When told of this event, Jesus asked the question, "Do you think that these Galileans were worse sinners than all the other Galileans because they suffered this way?" (v. 2). Jesus understood their thinking well. He knew the tendency of people in his day to apply the "retribution principle" in a wooden way, much as Job's comforters had centuries earlier. Simply put, this principle taught that bad things happened to bad people, and good things to good people. According to this way of thinking, it must have been because they had been terrible sinners that the Galileans suffered the fate that they did.

But was that really the case? Jesus provided the answer. "I tell you, no!" he said. But unless you repent, you too will all perish" (v. 3). The important part of what he said for our purposes is his emphatic "No!" Terrible, tragic events don't necessarily indicate that the people affected by them are great sinners. Life in our fallen, Satan-afflicted world doesn't work out like that. We simply cannot say, when bad things happen to people, that its because they are particularly bad people.

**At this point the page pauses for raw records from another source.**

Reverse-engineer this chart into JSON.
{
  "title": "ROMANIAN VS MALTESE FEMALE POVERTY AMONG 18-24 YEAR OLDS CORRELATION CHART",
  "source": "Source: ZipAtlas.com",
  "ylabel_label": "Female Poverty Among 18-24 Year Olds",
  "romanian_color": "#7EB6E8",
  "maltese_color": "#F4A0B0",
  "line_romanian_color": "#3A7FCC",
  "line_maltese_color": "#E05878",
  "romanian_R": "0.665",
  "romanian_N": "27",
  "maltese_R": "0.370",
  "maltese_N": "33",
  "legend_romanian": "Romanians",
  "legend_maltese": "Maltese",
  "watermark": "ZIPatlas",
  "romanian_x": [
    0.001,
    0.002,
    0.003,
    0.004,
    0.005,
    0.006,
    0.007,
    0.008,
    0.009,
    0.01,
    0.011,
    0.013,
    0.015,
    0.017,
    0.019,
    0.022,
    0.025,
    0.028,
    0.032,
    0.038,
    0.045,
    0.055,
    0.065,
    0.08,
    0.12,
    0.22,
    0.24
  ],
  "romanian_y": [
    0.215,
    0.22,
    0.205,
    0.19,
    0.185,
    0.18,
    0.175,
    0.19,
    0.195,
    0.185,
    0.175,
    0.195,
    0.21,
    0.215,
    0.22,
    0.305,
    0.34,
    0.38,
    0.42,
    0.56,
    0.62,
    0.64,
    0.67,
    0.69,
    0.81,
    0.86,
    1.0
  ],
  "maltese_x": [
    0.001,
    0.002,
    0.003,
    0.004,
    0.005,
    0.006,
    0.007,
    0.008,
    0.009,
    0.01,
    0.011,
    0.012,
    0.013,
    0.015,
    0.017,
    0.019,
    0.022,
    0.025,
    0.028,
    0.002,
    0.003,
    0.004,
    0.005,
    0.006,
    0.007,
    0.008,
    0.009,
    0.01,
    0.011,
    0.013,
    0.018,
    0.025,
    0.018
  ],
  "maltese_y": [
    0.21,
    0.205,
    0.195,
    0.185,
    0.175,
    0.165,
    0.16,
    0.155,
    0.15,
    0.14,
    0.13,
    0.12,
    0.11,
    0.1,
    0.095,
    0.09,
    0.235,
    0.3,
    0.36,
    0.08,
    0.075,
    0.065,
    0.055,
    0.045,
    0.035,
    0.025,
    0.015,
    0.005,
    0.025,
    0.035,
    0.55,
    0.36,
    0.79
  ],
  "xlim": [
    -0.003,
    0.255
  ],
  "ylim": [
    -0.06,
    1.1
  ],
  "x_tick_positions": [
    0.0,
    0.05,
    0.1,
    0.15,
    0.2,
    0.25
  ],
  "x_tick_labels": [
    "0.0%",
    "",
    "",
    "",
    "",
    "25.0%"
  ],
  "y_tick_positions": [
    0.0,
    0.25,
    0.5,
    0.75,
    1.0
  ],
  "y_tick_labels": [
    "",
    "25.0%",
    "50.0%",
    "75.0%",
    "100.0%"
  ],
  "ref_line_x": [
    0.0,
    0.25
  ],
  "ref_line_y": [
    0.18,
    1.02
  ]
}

That's something farmers need to hold onto. A failed swede crop, an outbreak of Brandenberg among expectant ewes, a TB infection in a milking herd - these and the many other on-farm disasters than happen year by year can't be taken as indications of some terrible sin that a farmer (or his family, or even his forebears) have committed. Yet it's easy for us to think that way. No one is blameless - true. And if the truth be known, we all deserve constant affliction and chastisement from God. But the truth remains, you can't measure the size of a person's sin by the size of the tragedy (or hardship) that strikes them.